Results can take a long time. Implementing feature flags is a journey. It's not something you just turn on and the next day it's all running. DORA metrics give you an ability to view and see how things are going, but also DORA metrics are things that take time to collect. At RBC, they didn't just come up with it overnight in order to collect these data. There was a whole team that implemented it.

Not all organizations have gotten their heads wrapped around DORA. As Niroshan mentioned, how do they define an outage? What is an issue? In their case, it's a violation of SLO. For other organizations, it could be something else. It could be an API returning a 500 or something like that. So you need to work with the rest of your organization in order to understand exactly how to put them together.

So Niroshan, what about you? What did your team learn?

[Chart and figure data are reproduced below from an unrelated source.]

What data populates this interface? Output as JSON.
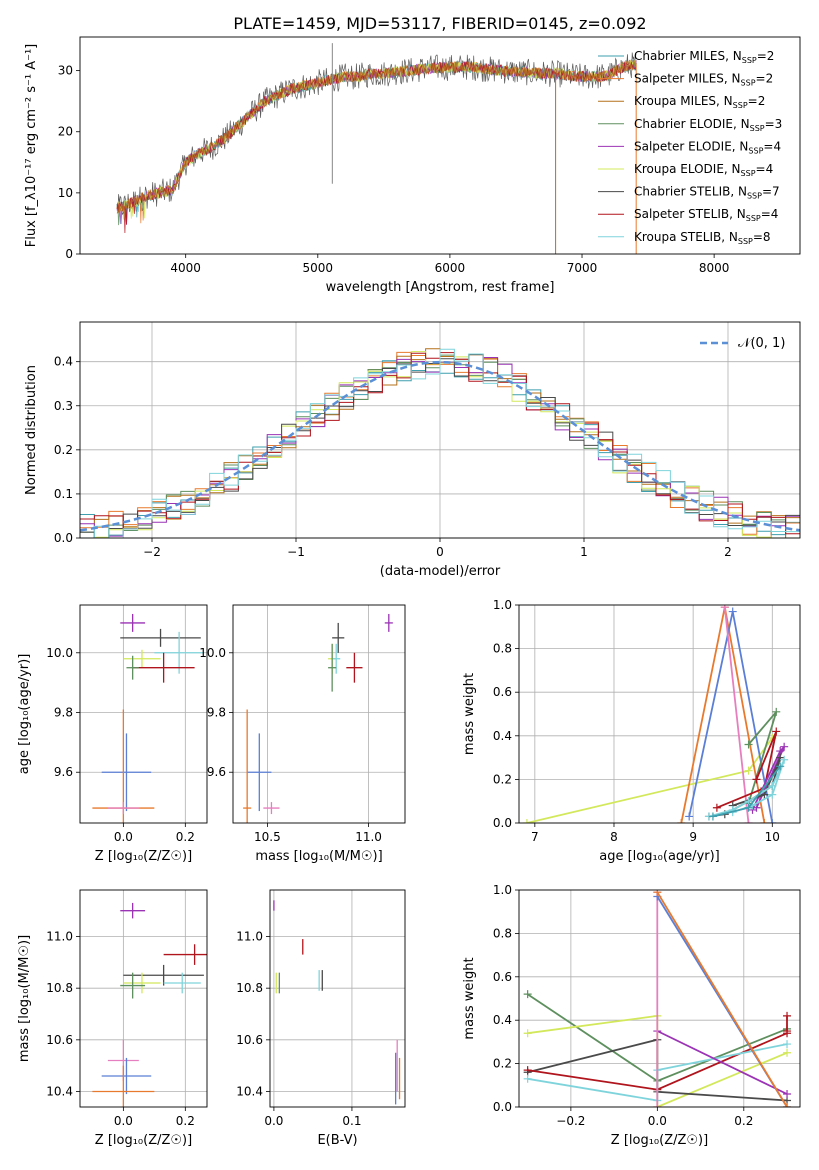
{
  "figure_title": "PLATE=1459, MJD=53117, FIBERID=0145, z=0.092",
  "colors": {
    "Chabrier MILES": "#3f9fae",
    "Salpeter MILES": "#e87a2e",
    "Kroupa MILES": "#b5701c",
    "Chabrier ELODIE": "#5e8f5e",
    "Salpeter ELODIE": "#9b33b5",
    "Kroupa ELODIE": "#d3e85a",
    "Chabrier STELIB": "#4a4a4a",
    "Salpeter STELIB": "#b0141c",
    "Kroupa STELIB": "#7fd4dc",
    "gaussian": "#5b8fd6",
    "pink": "#e67fbf",
    "blue": "#5b7fd6"
  },
  "chart_data": [
    {
      "id": "spectrum",
      "type": "line",
      "xlabel": "wavelength [Angstrom, rest frame]",
      "ylabel": "Flux [f_λ10⁻¹⁷ erg cm⁻² s⁻¹ A⁻¹]",
      "xlim": [
        3200,
        8650
      ],
      "ylim": [
        0,
        35.5
      ],
      "xticks": [
        "4000",
        "5000",
        "6000",
        "7000",
        "8000"
      ],
      "yticks": [
        "0",
        "10",
        "20",
        "30"
      ],
      "grid": false,
      "legend_position": "top-right",
      "legend": [
        {
          "label": "Chabrier MILES, N",
          "sub": "SSP",
          "suffix": "=2",
          "color": "Chabrier MILES"
        },
        {
          "label": "Salpeter MILES, N",
          "sub": "SSP",
          "suffix": "=2",
          "color": "Salpeter MILES"
        },
        {
          "label": "Kroupa MILES, N",
          "sub": "SSP",
          "suffix": "=2",
          "color": "Kroupa MILES"
        },
        {
          "label": "Chabrier ELODIE, N",
          "sub": "SSP",
          "suffix": "=3",
          "color": "Chabrier ELODIE"
        },
        {
          "label": "Salpeter ELODIE, N",
          "sub": "SSP",
          "suffix": "=4",
          "color": "Salpeter ELODIE"
        },
        {
          "label": "Kroupa ELODIE, N",
          "sub": "SSP",
          "suffix": "=4",
          "color": "Kroupa ELODIE"
        },
        {
          "label": "Chabrier STELIB, N",
          "sub": "SSP",
          "suffix": "=7",
          "color": "Chabrier STELIB"
        },
        {
          "label": "Salpeter STELIB, N",
          "sub": "SSP",
          "suffix": "=4",
          "color": "Salpeter STELIB"
        },
        {
          "label": "Kroupa STELIB, N",
          "sub": "SSP",
          "suffix": "=8",
          "color": "Kroupa STELIB"
        }
      ],
      "continuum": [
        [
          3480,
          7.5
        ],
        [
          3600,
          8.5
        ],
        [
          3700,
          9.5
        ],
        [
          3800,
          10
        ],
        [
          3900,
          10.5
        ],
        [
          4000,
          15
        ],
        [
          4100,
          16.5
        ],
        [
          4200,
          17.5
        ],
        [
          4300,
          19
        ],
        [
          4400,
          21
        ],
        [
          4500,
          23
        ],
        [
          4600,
          25
        ],
        [
          4700,
          26
        ],
        [
          4800,
          27
        ],
        [
          4900,
          27.5
        ],
        [
          5000,
          28
        ],
        [
          5100,
          28.5
        ],
        [
          5200,
          29
        ],
        [
          5300,
          29
        ],
        [
          5400,
          29.5
        ],
        [
          5500,
          29.5
        ],
        [
          5600,
          29.8
        ],
        [
          5700,
          30
        ],
        [
          5800,
          30.3
        ],
        [
          5900,
          30.5
        ],
        [
          6000,
          30.5
        ],
        [
          6100,
          30.6
        ],
        [
          6200,
          30.5
        ],
        [
          6300,
          30.2
        ],
        [
          6400,
          30
        ],
        [
          6500,
          29.8
        ],
        [
          6600,
          29.7
        ],
        [
          6700,
          29.5
        ],
        [
          6800,
          29.5
        ],
        [
          6900,
          29.2
        ],
        [
          7000,
          29
        ],
        [
          7100,
          29
        ],
        [
          7200,
          29.2
        ],
        [
          7300,
          30.5
        ],
        [
          7400,
          31
        ]
      ],
      "spikes": [
        {
          "x": 5110,
          "y0": 11.5,
          "y1": 34.5
        },
        {
          "x": 6800,
          "y0": 0,
          "y1": 29.5
        },
        {
          "x": 7410,
          "y0": 0,
          "y1": 31
        }
      ]
    },
    {
      "id": "residuals",
      "type": "histogram",
      "xlabel": "(data-model)/error",
      "ylabel": "Normed distribution",
      "xlim": [
        -2.5,
        2.5
      ],
      "ylim": [
        0,
        0.49
      ],
      "xticks": [
        "−2",
        "−1",
        "0",
        "1",
        "2"
      ],
      "yticks": [
        "0.0",
        "0.1",
        "0.2",
        "0.3",
        "0.4"
      ],
      "grid": true,
      "legend_position": "top-right",
      "gaussian_label": "𝒩(0, 1)",
      "bin_width": 0.1,
      "bin_start": -2.5
    },
    {
      "id": "age_vs_Z",
      "type": "scatter",
      "xlabel": "Z [log₁₀(Z/Z☉)]",
      "ylabel": "age  [log₁₀(age/yr)]",
      "xlim": [
        -0.14,
        0.27
      ],
      "ylim": [
        9.43,
        10.16
      ],
      "xticks": [
        "0.0",
        "0.2"
      ],
      "xtick_values": [
        0,
        0.2
      ],
      "yticks": [
        "9.6",
        "9.8",
        "10.0"
      ],
      "ytick_values": [
        9.6,
        9.8,
        10.0
      ],
      "grid": true,
      "points": [
        {
          "x": 0.03,
          "xerr": 0.04,
          "y": 10.1,
          "yerr": 0.03,
          "color": "Salpeter ELODIE"
        },
        {
          "x": 0.12,
          "xerr": 0.13,
          "y": 10.05,
          "yerr": 0.03,
          "color": "Chabrier STELIB"
        },
        {
          "x": 0.18,
          "xerr": 0.08,
          "y": 10.0,
          "yerr": 0.07,
          "color": "Kroupa STELIB"
        },
        {
          "x": 0.06,
          "xerr": 0.06,
          "y": 9.98,
          "yerr": 0.03,
          "color": "Kroupa ELODIE"
        },
        {
          "x": 0.13,
          "xerr": 0.1,
          "y": 9.95,
          "yerr": 0.05,
          "color": "Salpeter STELIB"
        },
        {
          "x": 0.03,
          "xerr": 0.02,
          "y": 9.95,
          "yerr": 0.04,
          "color": "Chabrier ELODIE"
        },
        {
          "x": 0.01,
          "xerr": 0.08,
          "y": 9.6,
          "yerr": 0.13,
          "color": "blue"
        },
        {
          "x": 0.0,
          "xerr": 0.1,
          "y": 9.48,
          "yerr": 0.33,
          "color": "Salpeter MILES"
        },
        {
          "x": 0.0,
          "xerr": 0.05,
          "y": 9.48,
          "yerr": 0.02,
          "color": "pink"
        }
      ]
    },
    {
      "id": "age_vs_mass",
      "type": "scatter",
      "xlabel": "mass [log₁₀(M/M☉)]",
      "ylabel": "",
      "xlim": [
        10.33,
        11.18
      ],
      "ylim": [
        9.43,
        10.16
      ],
      "xticks": [
        "10.5",
        "11.0"
      ],
      "xtick_values": [
        10.5,
        11.0
      ],
      "yticks": [
        "9.6",
        "9.8",
        "10.0"
      ],
      "ytick_values": [
        9.6,
        9.8,
        10.0
      ],
      "grid": true,
      "points": [
        {
          "x": 11.1,
          "xerr": 0.02,
          "y": 10.1,
          "yerr": 0.03,
          "color": "Salpeter ELODIE"
        },
        {
          "x": 10.85,
          "xerr": 0.03,
          "y": 10.05,
          "yerr": 0.05,
          "color": "Chabrier STELIB"
        },
        {
          "x": 10.93,
          "xerr": 0.04,
          "y": 9.95,
          "yerr": 0.05,
          "color": "Salpeter STELIB"
        },
        {
          "x": 10.82,
          "xerr": 0.02,
          "y": 9.98,
          "yerr": 0.05,
          "color": "Kroupa ELODIE"
        },
        {
          "x": 10.84,
          "xerr": 0.02,
          "y": 9.98,
          "yerr": 0.05,
          "color": "Kroupa STELIB"
        },
        {
          "x": 10.82,
          "xerr": 0.02,
          "y": 9.95,
          "yerr": 0.08,
          "color": "Chabrier ELODIE"
        },
        {
          "x": 10.46,
          "xerr": 0.06,
          "y": 9.6,
          "yerr": 0.13,
          "color": "blue"
        },
        {
          "x": 10.4,
          "xerr": 0.02,
          "y": 9.48,
          "yerr": 0.33,
          "color": "Salpeter MILES"
        },
        {
          "x": 10.52,
          "xerr": 0.04,
          "y": 9.48,
          "yerr": 0.02,
          "color": "pink"
        }
      ]
    },
    {
      "id": "massweight_vs_age",
      "type": "line",
      "xlabel": "age  [log₁₀(age/yr)]",
      "ylabel": "mass weight",
      "xlim": [
        6.8,
        10.35
      ],
      "ylim": [
        0,
        1.0
      ],
      "xticks": [
        "7",
        "8",
        "9",
        "10"
      ],
      "xtick_values": [
        7,
        8,
        9,
        10
      ],
      "yticks": [
        "0.0",
        "0.2",
        "0.4",
        "0.6",
        "0.8",
        "1.0"
      ],
      "ytick_values": [
        0,
        0.2,
        0.4,
        0.6,
        0.8,
        1.0
      ],
      "grid": true,
      "series": [
        {
          "color": "Kroupa ELODIE",
          "x": [
            6.9,
            9.7,
            10.0
          ],
          "y": [
            0.0,
            0.24,
            0.39
          ]
        },
        {
          "color": "Salpeter MILES",
          "x": [
            8.85,
            9.4,
            9.9
          ],
          "y": [
            0.0,
            0.99,
            0.0
          ]
        },
        {
          "color": "blue",
          "x": [
            8.95,
            9.5,
            10.0
          ],
          "y": [
            0.03,
            0.97,
            0.0
          ]
        },
        {
          "color": "pink",
          "x": [
            9.4,
            9.7
          ],
          "y": [
            0.99,
            0.0
          ]
        },
        {
          "color": "Chabrier ELODIE",
          "x": [
            9.7,
            10.05,
            9.7
          ],
          "y": [
            0.36,
            0.51,
            0.09
          ]
        },
        {
          "color": "Salpeter STELIB",
          "x": [
            9.3,
            9.9,
            10.05,
            9.8
          ],
          "y": [
            0.07,
            0.16,
            0.42,
            0.2
          ]
        },
        {
          "color": "Salpeter ELODIE",
          "x": [
            9.75,
            10.1,
            10.15,
            9.8
          ],
          "y": [
            0.06,
            0.33,
            0.35,
            0.07
          ]
        },
        {
          "color": "Chabrier STELIB",
          "x": [
            9.2,
            9.4,
            9.7,
            10.0,
            10.1,
            9.9,
            9.5
          ],
          "y": [
            0.03,
            0.04,
            0.1,
            0.17,
            0.3,
            0.13,
            0.08
          ]
        },
        {
          "color": "Kroupa STELIB",
          "x": [
            9.2,
            9.5,
            9.7,
            10.0,
            10.15,
            10.0,
            9.75,
            9.5
          ],
          "y": [
            0.03,
            0.06,
            0.1,
            0.17,
            0.29,
            0.13,
            0.08,
            0.05
          ]
        },
        {
          "color": "Chabrier MILES",
          "x": [
            9.25,
            9.7,
            10.1
          ],
          "y": [
            0.03,
            0.07,
            0.26
          ]
        }
      ]
    },
    {
      "id": "mass_vs_Z",
      "type": "scatter",
      "xlabel": "Z [log₁₀(Z/Z☉)]",
      "ylabel": "mass [log₁₀(M/M☉)]",
      "xlim": [
        -0.14,
        0.27
      ],
      "ylim": [
        10.34,
        11.18
      ],
      "xticks": [
        "0.0",
        "0.2"
      ],
      "xtick_values": [
        0,
        0.2
      ],
      "yticks": [
        "10.4",
        "10.6",
        "10.8",
        "11.0"
      ],
      "ytick_values": [
        10.4,
        10.6,
        10.8,
        11.0
      ],
      "grid": true,
      "points": [
        {
          "x": 0.03,
          "xerr": 0.04,
          "y": 11.1,
          "yerr": 0.03,
          "color": "Salpeter ELODIE"
        },
        {
          "x": 0.23,
          "xerr": 0.1,
          "y": 10.93,
          "yerr": 0.04,
          "color": "Salpeter STELIB"
        },
        {
          "x": 0.13,
          "xerr": 0.13,
          "y": 10.85,
          "yerr": 0.04,
          "color": "Chabrier STELIB"
        },
        {
          "x": 0.19,
          "xerr": 0.06,
          "y": 10.82,
          "yerr": 0.04,
          "color": "Kroupa STELIB"
        },
        {
          "x": 0.06,
          "xerr": 0.06,
          "y": 10.82,
          "yerr": 0.04,
          "color": "Kroupa ELODIE"
        },
        {
          "x": 0.03,
          "xerr": 0.04,
          "y": 10.81,
          "yerr": 0.05,
          "color": "Chabrier ELODIE"
        },
        {
          "x": 0.0,
          "xerr": 0.05,
          "y": 10.52,
          "yerr": 0.08,
          "color": "pink"
        },
        {
          "x": 0.01,
          "xerr": 0.08,
          "y": 10.46,
          "yerr": 0.07,
          "color": "blue"
        },
        {
          "x": 0.0,
          "xerr": 0.1,
          "y": 10.4,
          "yerr": 0.1,
          "color": "Salpeter MILES"
        }
      ]
    },
    {
      "id": "mass_vs_ebv",
      "type": "scatter",
      "xlabel": "E(B-V)",
      "ylabel": "",
      "xlim": [
        -0.005,
        0.168
      ],
      "ylim": [
        10.34,
        11.18
      ],
      "xticks": [
        "0.0",
        "0.1"
      ],
      "xtick_values": [
        0,
        0.1
      ],
      "yticks": [
        "10.4",
        "10.6",
        "10.8",
        "11.0"
      ],
      "ytick_values": [
        10.4,
        10.6,
        10.8,
        11.0
      ],
      "grid": true,
      "points": [
        {
          "x": 0.0,
          "xerr": 0,
          "y": 11.12,
          "yerr": 0.02,
          "color": "Salpeter ELODIE"
        },
        {
          "x": 0.037,
          "xerr": 0,
          "y": 10.96,
          "yerr": 0.03,
          "color": "Salpeter STELIB"
        },
        {
          "x": 0.003,
          "xerr": 0,
          "y": 10.82,
          "yerr": 0.04,
          "color": "Kroupa ELODIE"
        },
        {
          "x": 0.007,
          "xerr": 0,
          "y": 10.82,
          "yerr": 0.04,
          "color": "Chabrier ELODIE"
        },
        {
          "x": 0.058,
          "xerr": 0,
          "y": 10.83,
          "yerr": 0.04,
          "color": "Kroupa STELIB"
        },
        {
          "x": 0.062,
          "xerr": 0,
          "y": 10.83,
          "yerr": 0.04,
          "color": "Chabrier STELIB"
        },
        {
          "x": 0.156,
          "xerr": 0,
          "y": 10.45,
          "yerr": 0.1,
          "color": "blue"
        },
        {
          "x": 0.158,
          "xerr": 0,
          "y": 10.5,
          "yerr": 0.1,
          "color": "pink"
        },
        {
          "x": 0.161,
          "xerr": 0,
          "y": 10.45,
          "yerr": 0.08,
          "color": "Salpeter MILES"
        }
      ]
    },
    {
      "id": "massweight_vs_Z",
      "type": "line",
      "xlabel": "Z [log₁₀(Z/Z☉)]",
      "ylabel": "mass weight",
      "xlim": [
        -0.32,
        0.33
      ],
      "ylim": [
        0,
        1.0
      ],
      "xticks": [
        "−0.2",
        "0.0",
        "0.2"
      ],
      "xtick_values": [
        -0.2,
        0,
        0.2
      ],
      "yticks": [
        "0.0",
        "0.2",
        "0.4",
        "0.6",
        "0.8",
        "1.0"
      ],
      "ytick_values": [
        0,
        0.2,
        0.4,
        0.6,
        0.8,
        1.0
      ],
      "grid": true,
      "series": [
        {
          "color": "Chabrier ELODIE",
          "x": [
            -0.3,
            0.0,
            0.3
          ],
          "y": [
            0.52,
            0.12,
            0.36
          ]
        },
        {
          "color": "Kroupa ELODIE",
          "x": [
            -0.3,
            0.0,
            0.0,
            0.3
          ],
          "y": [
            0.34,
            0.42,
            0.0,
            0.25
          ]
        },
        {
          "color": "Chabrier STELIB",
          "x": [
            -0.3,
            0.0,
            0.0,
            0.3
          ],
          "y": [
            0.16,
            0.31,
            0.07,
            0.03
          ]
        },
        {
          "color": "Salpeter STELIB",
          "x": [
            -0.3,
            0.0,
            0.3
          ],
          "y": [
            0.17,
            0.08,
            0.34
          ]
        },
        {
          "color": "Kroupa STELIB",
          "x": [
            -0.3,
            0.0,
            0.0,
            0.3
          ],
          "y": [
            0.13,
            0.03,
            0.17,
            0.29
          ]
        },
        {
          "color": "Salpeter ELODIE",
          "x": [
            0.0,
            0.3
          ],
          "y": [
            0.35,
            0.06
          ]
        },
        {
          "color": "pink",
          "x": [
            0.0,
            0.0
          ],
          "y": [
            0.0,
            0.99
          ]
        },
        {
          "color": "blue",
          "x": [
            0.0,
            0.3
          ],
          "y": [
            0.97,
            0.0
          ]
        },
        {
          "color": "Salpeter MILES",
          "x": [
            0.0,
            0.3
          ],
          "y": [
            0.99,
            0.0
          ]
        },
        {
          "color": "Salpeter STELIB",
          "x": [
            0.3,
            0.3
          ],
          "y": [
            0.42,
            0.35
          ]
        }
      ]
    }
  ]
}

Niroshan Shanmugarajan: DORA has challenged us to identify any inefficiencies in our workflow, think through what constitutes failures and recovery, and come up with options to improve our metrics. Feature flags have been a key piece to facilitate this and provide us a pathway to become more efficient, deliver faster, and get closer to that DORA elite team status.

Developer buy-in was crucial for us. Our team was using simple config-based feature flags extensively, so our team's adoption of this tool to control the flags dynamically was a rather easy proposition, and many saw that immense power provided and loved the simplicity it brought to branching and deployments.

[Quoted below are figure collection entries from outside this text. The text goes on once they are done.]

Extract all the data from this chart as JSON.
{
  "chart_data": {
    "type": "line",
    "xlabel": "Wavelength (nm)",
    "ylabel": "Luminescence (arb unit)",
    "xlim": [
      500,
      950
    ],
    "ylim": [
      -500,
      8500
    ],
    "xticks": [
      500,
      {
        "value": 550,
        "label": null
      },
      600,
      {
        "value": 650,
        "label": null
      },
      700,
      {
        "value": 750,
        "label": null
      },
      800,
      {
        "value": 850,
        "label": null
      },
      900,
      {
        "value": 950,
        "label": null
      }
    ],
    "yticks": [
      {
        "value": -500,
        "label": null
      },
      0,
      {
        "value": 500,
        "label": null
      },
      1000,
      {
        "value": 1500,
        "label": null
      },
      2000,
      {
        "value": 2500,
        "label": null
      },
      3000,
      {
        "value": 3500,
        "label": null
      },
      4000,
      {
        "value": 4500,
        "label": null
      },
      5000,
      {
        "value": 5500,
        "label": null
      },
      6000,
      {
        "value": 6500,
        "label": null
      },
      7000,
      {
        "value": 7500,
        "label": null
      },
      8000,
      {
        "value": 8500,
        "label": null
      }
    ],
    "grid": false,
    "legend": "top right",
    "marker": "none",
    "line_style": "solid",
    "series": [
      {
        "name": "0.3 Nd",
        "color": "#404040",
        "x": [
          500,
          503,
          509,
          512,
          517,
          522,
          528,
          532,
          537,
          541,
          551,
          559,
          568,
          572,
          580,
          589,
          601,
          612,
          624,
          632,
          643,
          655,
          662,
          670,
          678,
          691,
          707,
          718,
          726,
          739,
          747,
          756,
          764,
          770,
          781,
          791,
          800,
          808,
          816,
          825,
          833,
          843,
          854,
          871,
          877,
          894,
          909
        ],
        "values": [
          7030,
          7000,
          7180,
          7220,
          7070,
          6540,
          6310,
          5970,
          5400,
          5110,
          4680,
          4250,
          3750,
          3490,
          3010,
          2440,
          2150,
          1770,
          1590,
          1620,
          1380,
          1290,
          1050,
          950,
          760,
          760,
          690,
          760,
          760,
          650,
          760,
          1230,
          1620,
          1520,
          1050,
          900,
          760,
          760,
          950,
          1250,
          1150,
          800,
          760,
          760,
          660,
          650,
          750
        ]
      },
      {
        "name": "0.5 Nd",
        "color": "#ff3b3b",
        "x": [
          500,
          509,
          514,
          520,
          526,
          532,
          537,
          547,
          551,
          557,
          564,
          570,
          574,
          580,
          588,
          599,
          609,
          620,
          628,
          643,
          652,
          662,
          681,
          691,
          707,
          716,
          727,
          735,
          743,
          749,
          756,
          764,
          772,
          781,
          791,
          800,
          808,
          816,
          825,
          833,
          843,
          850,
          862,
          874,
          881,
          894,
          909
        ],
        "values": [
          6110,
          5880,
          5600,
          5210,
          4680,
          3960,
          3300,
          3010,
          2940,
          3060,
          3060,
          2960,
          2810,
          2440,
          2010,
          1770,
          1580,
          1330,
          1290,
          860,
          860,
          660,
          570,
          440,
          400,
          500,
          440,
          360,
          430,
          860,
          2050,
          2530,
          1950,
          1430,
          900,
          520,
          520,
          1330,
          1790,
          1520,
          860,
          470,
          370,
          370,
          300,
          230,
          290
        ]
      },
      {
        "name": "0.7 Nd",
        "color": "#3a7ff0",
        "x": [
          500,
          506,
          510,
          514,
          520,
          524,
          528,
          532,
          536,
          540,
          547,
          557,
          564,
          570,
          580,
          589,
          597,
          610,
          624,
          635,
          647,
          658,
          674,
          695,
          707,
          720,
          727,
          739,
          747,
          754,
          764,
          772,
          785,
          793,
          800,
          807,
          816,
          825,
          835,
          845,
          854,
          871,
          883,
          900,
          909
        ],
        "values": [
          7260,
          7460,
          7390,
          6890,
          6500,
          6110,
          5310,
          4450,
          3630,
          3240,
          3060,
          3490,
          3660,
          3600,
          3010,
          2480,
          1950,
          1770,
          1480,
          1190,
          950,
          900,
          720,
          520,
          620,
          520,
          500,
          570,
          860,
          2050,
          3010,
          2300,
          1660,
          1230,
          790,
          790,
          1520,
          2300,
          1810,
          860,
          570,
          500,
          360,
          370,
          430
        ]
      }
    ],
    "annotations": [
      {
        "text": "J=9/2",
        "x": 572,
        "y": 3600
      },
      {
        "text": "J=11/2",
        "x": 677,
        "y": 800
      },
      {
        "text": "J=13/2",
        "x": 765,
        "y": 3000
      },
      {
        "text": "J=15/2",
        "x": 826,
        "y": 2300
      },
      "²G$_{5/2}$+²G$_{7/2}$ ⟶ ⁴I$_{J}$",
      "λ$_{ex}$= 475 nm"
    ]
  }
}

As easy as it was for us, your mileage may vary on your respective teams. I had a conversation with a few conference attendees, and the uptake might be a challenge on certain teams. We're also working through which use case we would use feature flags for, because it doesn't make sense in all situations.

The other thing is it's really early days for us, and we haven't seen the impacts of feature toggles in our SRE reporting yet. But at least as a thought experiment, we can definitely see where the improvements will come from. This is a required stepping stone for us to get to CI/CD in production and really ramp up those metrics.

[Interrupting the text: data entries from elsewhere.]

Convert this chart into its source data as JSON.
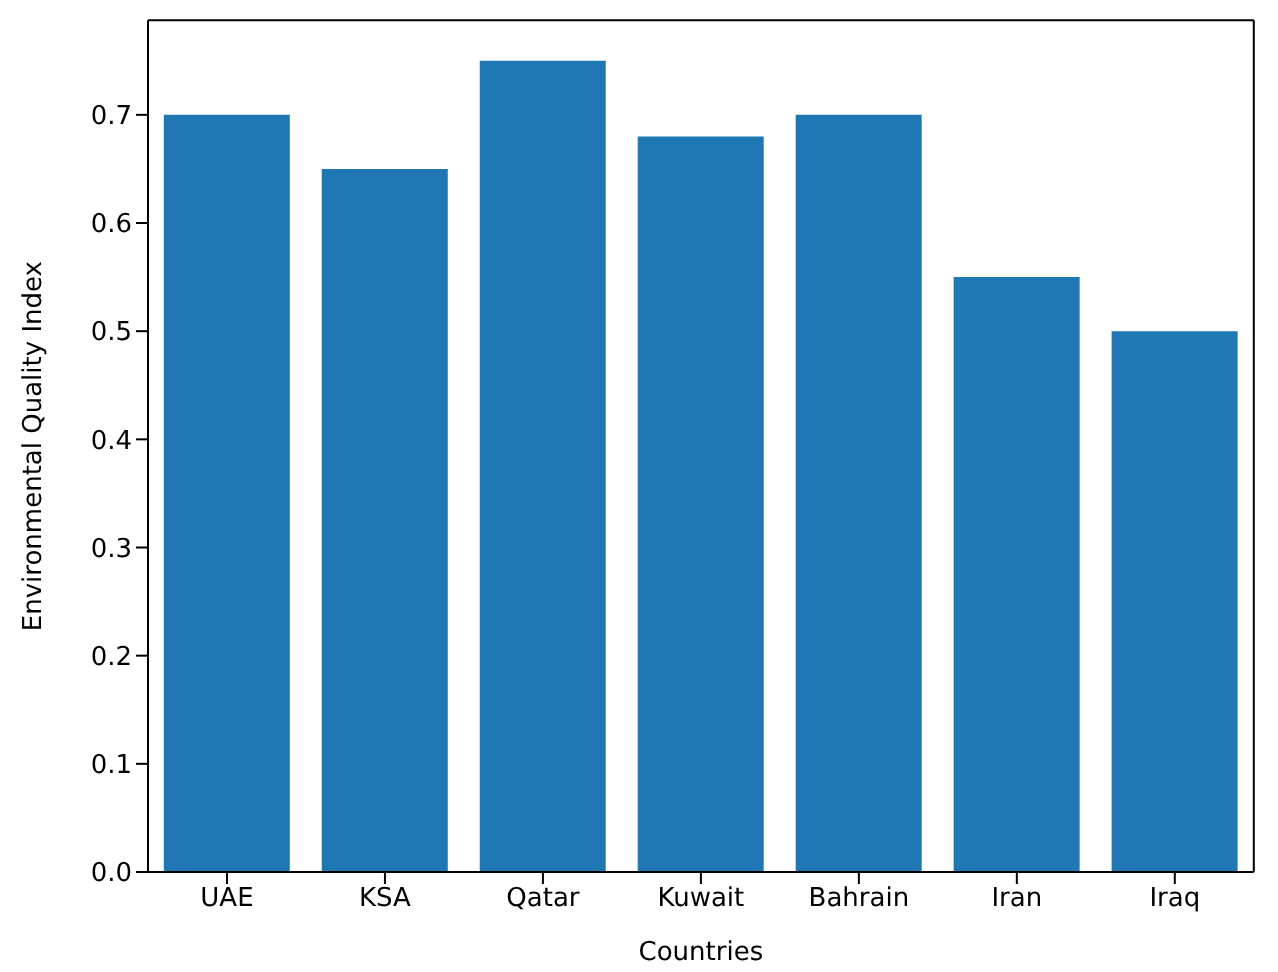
{
  "chart_data": {
    "type": "bar",
    "xlabel": "Countries",
    "ylabel": "Environmental Quality Index",
    "categories": [
      "UAE",
      "KSA",
      "Qatar",
      "Kuwait",
      "Bahrain",
      "Iran",
      "Iraq"
    ],
    "values": [
      0.7,
      0.65,
      0.75,
      0.68,
      0.7,
      0.55,
      0.5
    ],
    "color": "#1f77b4",
    "ylim": [
      0,
      0.7875
    ],
    "yticks": [
      {
        "value": 0,
        "label": "0.0"
      },
      0.1,
      0.2,
      0.3,
      0.4,
      0.5,
      0.6,
      0.7
    ]
  }
}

Mark Allen: All right. Those are our lessons, and we still have some problems that remain, and we're really interested in how other people might have solved these problems or some other ideas.

Niroshan Shanmugarajan: External buy-in from the gatekeepers. And trust me, there are many in a bank. We have to ensure that risk, compliance, and security teams are all on board. So I would love to find out how you guys get these approvals and what the process looks like in your organization to get changes out to production using CI/CD and feature flags.

Mark Allen: There has to be continuous investment in DORA metrics. How are people going inside their organizations to continue to collect these metrics? And MTTR is hard. We're using SLO metrics. It'll be good to find out what everyone else is using.

All right. Well, thanks everybody. I hope that you've come away with a little bit from our talk today about how feature flags can directly impact DORA metrics. You can increase deployments by hiding code, decrease lead time by staggering out releases, decrease MTTR by turning off broken features, and reduce change failure rates by slowly scaling up the release so the infrastructure has time to catch up. All right. Got eight minutes.